Traduire l’invisible: enjeux de la représentation dans les oeuvres spirituelles au Moyen-Âge (Orient/Occident)

Comment représenter le voyage de l’âme après la mort et traduire par l’image ce qui se passe dans l’Invisible ? Tel fut le thème de la dernière conférence de la saison qui s’est tenue le 22 avril 2023.

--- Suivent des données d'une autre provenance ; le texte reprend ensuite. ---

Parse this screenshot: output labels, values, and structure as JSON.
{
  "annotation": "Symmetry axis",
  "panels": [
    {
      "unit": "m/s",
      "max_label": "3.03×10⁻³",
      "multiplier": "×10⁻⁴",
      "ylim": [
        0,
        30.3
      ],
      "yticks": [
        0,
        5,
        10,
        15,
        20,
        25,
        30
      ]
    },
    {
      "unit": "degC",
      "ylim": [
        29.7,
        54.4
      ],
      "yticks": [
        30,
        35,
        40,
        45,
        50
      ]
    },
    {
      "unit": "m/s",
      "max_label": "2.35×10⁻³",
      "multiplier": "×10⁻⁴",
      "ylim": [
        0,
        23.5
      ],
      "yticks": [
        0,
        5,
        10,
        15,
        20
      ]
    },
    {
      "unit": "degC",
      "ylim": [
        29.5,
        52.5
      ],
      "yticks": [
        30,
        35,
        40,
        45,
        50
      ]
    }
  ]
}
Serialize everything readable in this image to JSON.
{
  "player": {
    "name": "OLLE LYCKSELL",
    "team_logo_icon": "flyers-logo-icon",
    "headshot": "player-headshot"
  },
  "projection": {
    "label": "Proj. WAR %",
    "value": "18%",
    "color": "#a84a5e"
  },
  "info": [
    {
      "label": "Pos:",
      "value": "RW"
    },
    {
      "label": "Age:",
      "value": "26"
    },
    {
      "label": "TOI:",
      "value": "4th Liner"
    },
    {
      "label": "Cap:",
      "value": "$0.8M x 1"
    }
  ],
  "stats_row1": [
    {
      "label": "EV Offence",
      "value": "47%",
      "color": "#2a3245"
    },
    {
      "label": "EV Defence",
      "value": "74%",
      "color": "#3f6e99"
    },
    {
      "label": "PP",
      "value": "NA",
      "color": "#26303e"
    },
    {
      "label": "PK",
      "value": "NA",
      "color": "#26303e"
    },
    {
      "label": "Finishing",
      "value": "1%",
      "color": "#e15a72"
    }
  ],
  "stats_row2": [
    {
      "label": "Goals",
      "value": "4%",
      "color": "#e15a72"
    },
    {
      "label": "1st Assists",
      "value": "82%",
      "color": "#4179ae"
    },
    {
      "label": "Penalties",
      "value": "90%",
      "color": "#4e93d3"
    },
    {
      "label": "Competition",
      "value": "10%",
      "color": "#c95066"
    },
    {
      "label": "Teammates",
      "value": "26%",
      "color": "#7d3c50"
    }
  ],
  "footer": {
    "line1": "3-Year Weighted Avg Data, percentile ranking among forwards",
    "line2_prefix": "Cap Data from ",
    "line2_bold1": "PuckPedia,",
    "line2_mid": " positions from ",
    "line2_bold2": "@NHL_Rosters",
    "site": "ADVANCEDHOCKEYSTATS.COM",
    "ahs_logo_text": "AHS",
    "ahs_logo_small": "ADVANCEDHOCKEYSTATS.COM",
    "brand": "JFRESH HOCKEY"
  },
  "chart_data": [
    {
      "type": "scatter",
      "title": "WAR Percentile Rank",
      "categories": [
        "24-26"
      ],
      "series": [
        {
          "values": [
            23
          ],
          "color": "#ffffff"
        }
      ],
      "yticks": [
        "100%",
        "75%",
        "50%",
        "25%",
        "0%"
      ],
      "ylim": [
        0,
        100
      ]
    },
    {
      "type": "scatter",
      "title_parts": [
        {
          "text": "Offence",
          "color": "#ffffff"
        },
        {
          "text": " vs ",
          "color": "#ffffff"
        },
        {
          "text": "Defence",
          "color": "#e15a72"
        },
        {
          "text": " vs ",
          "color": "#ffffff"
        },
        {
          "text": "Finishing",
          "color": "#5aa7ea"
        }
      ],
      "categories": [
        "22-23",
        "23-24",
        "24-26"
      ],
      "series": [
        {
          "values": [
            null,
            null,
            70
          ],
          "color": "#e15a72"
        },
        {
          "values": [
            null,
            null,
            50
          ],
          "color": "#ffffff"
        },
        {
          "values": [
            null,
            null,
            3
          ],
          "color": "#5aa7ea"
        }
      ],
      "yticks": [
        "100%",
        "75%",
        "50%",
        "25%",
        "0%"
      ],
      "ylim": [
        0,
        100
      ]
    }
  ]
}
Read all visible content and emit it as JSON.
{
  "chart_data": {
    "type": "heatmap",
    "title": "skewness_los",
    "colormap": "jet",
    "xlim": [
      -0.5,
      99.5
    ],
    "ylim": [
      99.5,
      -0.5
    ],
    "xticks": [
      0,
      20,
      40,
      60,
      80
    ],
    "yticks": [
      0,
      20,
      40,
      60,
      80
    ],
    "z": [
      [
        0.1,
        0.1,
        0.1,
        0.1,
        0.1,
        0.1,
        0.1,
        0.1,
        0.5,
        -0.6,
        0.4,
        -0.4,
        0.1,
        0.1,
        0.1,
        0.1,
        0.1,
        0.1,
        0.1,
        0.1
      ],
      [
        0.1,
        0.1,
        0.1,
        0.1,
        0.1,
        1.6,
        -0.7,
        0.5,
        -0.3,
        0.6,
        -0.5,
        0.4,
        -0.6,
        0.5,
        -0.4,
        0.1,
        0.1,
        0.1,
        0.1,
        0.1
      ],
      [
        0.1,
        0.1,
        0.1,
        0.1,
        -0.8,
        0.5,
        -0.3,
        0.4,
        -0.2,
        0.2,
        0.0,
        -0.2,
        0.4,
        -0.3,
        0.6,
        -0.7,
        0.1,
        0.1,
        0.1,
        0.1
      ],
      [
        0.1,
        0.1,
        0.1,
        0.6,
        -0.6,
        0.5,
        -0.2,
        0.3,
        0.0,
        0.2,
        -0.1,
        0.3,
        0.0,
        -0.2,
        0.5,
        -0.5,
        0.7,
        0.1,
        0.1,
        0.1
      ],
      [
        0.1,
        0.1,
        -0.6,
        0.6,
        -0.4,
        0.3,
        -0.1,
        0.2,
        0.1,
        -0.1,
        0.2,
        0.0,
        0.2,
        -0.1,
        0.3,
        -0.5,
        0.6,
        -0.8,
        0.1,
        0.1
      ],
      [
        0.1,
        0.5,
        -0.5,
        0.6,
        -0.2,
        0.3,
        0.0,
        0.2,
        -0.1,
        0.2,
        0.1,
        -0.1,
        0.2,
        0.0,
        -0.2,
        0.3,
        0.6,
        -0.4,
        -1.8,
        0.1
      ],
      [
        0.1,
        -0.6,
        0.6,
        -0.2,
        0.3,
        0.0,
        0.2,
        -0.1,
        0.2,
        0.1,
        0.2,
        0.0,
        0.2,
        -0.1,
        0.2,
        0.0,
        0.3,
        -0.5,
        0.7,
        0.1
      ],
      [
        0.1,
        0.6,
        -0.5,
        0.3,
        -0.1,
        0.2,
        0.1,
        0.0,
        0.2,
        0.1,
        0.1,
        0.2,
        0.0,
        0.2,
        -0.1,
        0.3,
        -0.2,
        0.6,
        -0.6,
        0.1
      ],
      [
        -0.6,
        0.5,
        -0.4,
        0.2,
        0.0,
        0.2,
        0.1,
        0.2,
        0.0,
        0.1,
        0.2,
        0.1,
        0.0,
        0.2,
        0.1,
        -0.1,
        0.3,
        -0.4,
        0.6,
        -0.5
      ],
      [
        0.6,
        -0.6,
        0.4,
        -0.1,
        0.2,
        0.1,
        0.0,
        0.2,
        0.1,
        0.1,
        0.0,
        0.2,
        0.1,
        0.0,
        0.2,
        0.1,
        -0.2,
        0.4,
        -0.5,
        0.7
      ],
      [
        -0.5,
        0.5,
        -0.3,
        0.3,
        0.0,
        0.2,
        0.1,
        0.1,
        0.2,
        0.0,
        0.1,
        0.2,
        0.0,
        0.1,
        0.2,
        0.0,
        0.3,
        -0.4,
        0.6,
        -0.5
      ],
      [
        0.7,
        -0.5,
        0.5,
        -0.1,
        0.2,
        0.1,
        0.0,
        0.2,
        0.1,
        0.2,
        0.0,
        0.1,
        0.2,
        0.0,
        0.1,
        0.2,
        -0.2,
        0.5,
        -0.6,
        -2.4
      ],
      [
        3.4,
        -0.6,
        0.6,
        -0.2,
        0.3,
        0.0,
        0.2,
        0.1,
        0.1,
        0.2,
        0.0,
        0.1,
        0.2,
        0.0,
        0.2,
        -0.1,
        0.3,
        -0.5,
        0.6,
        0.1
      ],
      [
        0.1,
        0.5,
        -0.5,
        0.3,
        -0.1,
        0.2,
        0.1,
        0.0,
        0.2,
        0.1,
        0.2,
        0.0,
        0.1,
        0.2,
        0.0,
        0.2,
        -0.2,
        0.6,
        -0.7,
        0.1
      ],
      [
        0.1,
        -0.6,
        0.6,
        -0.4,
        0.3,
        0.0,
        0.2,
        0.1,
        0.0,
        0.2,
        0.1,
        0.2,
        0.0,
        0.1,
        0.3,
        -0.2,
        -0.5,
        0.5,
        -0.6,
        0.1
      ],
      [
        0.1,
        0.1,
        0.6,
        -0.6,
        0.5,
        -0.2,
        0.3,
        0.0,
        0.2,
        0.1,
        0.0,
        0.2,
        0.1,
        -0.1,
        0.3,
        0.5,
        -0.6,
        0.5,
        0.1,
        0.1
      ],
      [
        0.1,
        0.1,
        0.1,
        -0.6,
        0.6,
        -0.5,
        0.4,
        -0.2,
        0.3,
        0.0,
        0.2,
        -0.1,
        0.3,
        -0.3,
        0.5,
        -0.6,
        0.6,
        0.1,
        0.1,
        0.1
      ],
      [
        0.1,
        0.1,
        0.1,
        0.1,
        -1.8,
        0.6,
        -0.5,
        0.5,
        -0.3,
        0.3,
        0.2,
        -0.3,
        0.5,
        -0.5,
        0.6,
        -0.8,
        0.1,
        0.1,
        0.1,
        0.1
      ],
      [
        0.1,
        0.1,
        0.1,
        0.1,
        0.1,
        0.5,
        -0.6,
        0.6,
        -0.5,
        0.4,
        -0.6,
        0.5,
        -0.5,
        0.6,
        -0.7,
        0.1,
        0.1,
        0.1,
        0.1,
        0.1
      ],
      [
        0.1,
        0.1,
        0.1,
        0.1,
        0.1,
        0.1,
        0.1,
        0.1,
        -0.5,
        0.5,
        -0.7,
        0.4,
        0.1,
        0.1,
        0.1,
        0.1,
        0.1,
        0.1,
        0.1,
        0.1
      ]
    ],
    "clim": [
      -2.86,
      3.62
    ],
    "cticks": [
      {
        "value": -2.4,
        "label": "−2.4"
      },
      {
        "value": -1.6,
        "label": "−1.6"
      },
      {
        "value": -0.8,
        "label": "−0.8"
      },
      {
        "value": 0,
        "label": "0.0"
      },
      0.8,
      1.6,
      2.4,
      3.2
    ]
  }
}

Miniature du manuscrit de Guillaume de Digulleville

Les grandes traditions d’Orient et d’Occident ont illustrés des récits racontant la vie de l’âme dans l’au-delà que ce soit Le livre des morts égyptiens ou le Bardo Thödol tibétain. Au Moyen Âge, en Occident, pendant une période troublée de l’histoire de France où la guerre et la peste font redouter une fin du monde, le moine Guillaume de Digulleville écrit au XIVe siècle un pèlerinage de l’âme, enluminé de nombreuses miniatures symboliques qui nous entraînent dans le voyage qui nous attend après la mort. Tout son récit est né d’un songe, message divin qu’il doit transmettre aux hommes. Les images traduisent l’enseignement céleste pour guider l’homme dès cette vie comme dans l’ailleurs et lui redonner espoir dans ce qui l’attend.

La conférence de Paule Amblard, historienne de l’art  a montré de nombreuses enluminures de ce manuscrit exceptionnel et pourtant peu connu. Cette conférence à deux voix, avec Leili Anvar, traductrice et normalienne a permis d’y voir plus clair dans les enjeux de la représentation spirituelle de l’invisible au Moyen-âge en Orient et en Occident.

A travers l’analyse de quelques images illustrant le roman d’amour mystique Leyli et Majnûn de Jâmi, Leili Anvar nous a proposé une halte dans le jardin de la poésie persane.

Elle a montré comment, par la magie des mots et l’alchimie de la représentation, la traduction poétique et picturale persane fait voir l’invisible et donne à entendre l’indicible.  Nous avons vu comment le poète et le peintre transforment le désert du monde en un jardin verdoyant et comment les traits de la Dame de beauté préfigurent la vision béatifique du Divin. L’esthétique persane exalte la beauté de la transcendance dans les formes de l’immanence et invite ainsi à une lecture herméneutique de l’image. Leili Anvar nous a proposé quelques clés de lecture pour entrer dans cet univers symbolique et saisir à quel point cet art est investi de sacralité et propose un cheminement spirituel.